Thais have been diverted by a craze for lifelike “Angel Dolls” that are supposed to give their owners good luck and are treated as real people by businesses from airlines to restaurants. The trend is also being read as a metaphor for a wishful ideology coursing through the ruling junta’s efforts to remake politics and kick-start the economy.

From the anti-corruption lectures in the country’s (latest) draft constitution to appeals for technology companies to self-censor in exchange for tax breaks, Thailand’s elites seem to some to be dealing with the country as they wish it to be rather than as it actually is. In this reading of the nation’s runes, announcements ranging from growth forecasts to shake-ups of parliament reveal the kind of magical thinking that animates the luk thep doll fad.

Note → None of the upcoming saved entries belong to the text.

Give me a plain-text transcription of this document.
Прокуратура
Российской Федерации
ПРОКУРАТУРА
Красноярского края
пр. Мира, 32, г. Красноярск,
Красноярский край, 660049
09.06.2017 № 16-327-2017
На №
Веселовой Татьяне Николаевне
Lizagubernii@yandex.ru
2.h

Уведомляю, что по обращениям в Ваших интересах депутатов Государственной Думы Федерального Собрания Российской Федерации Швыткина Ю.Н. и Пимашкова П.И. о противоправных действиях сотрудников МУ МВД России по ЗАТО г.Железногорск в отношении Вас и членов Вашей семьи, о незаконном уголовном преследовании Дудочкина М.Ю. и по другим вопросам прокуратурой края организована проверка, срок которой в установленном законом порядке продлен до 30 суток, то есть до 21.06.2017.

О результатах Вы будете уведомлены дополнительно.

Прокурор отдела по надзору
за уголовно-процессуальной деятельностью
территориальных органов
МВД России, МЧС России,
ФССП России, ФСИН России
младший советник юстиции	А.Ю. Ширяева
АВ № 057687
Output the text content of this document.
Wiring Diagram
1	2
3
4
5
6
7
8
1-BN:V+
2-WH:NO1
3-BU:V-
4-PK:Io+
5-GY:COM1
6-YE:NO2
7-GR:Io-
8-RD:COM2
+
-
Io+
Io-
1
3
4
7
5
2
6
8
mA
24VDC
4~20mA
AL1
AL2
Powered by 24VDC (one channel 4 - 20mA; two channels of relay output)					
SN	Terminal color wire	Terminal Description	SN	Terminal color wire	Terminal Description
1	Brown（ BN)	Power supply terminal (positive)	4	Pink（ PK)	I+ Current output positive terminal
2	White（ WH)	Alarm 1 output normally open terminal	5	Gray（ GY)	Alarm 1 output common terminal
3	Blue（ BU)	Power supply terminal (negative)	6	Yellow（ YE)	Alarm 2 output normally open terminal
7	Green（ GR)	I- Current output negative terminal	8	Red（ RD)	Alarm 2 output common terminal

The phenomenon of the pint-sized luk thep — and the treatment of them as human beings — is on one level simply another of the myriad ways in which people keep the spiritual alive in the everyday. But the dolls have also triggered a growing backlash, ranging from mockery to practical concerns such as the possibility they could be used to smuggle drugs past security officers reluctant to search them.

By coincidence — for those who believe in coincidence — the story’s narrative arc has mirrored the reaction to the fresh draft of what one commentator has described as the luk thep constitution. That emerged as a curiosity and has since been scorned by politicians on both sides of what was the democratic era divide before the May 2014 coup.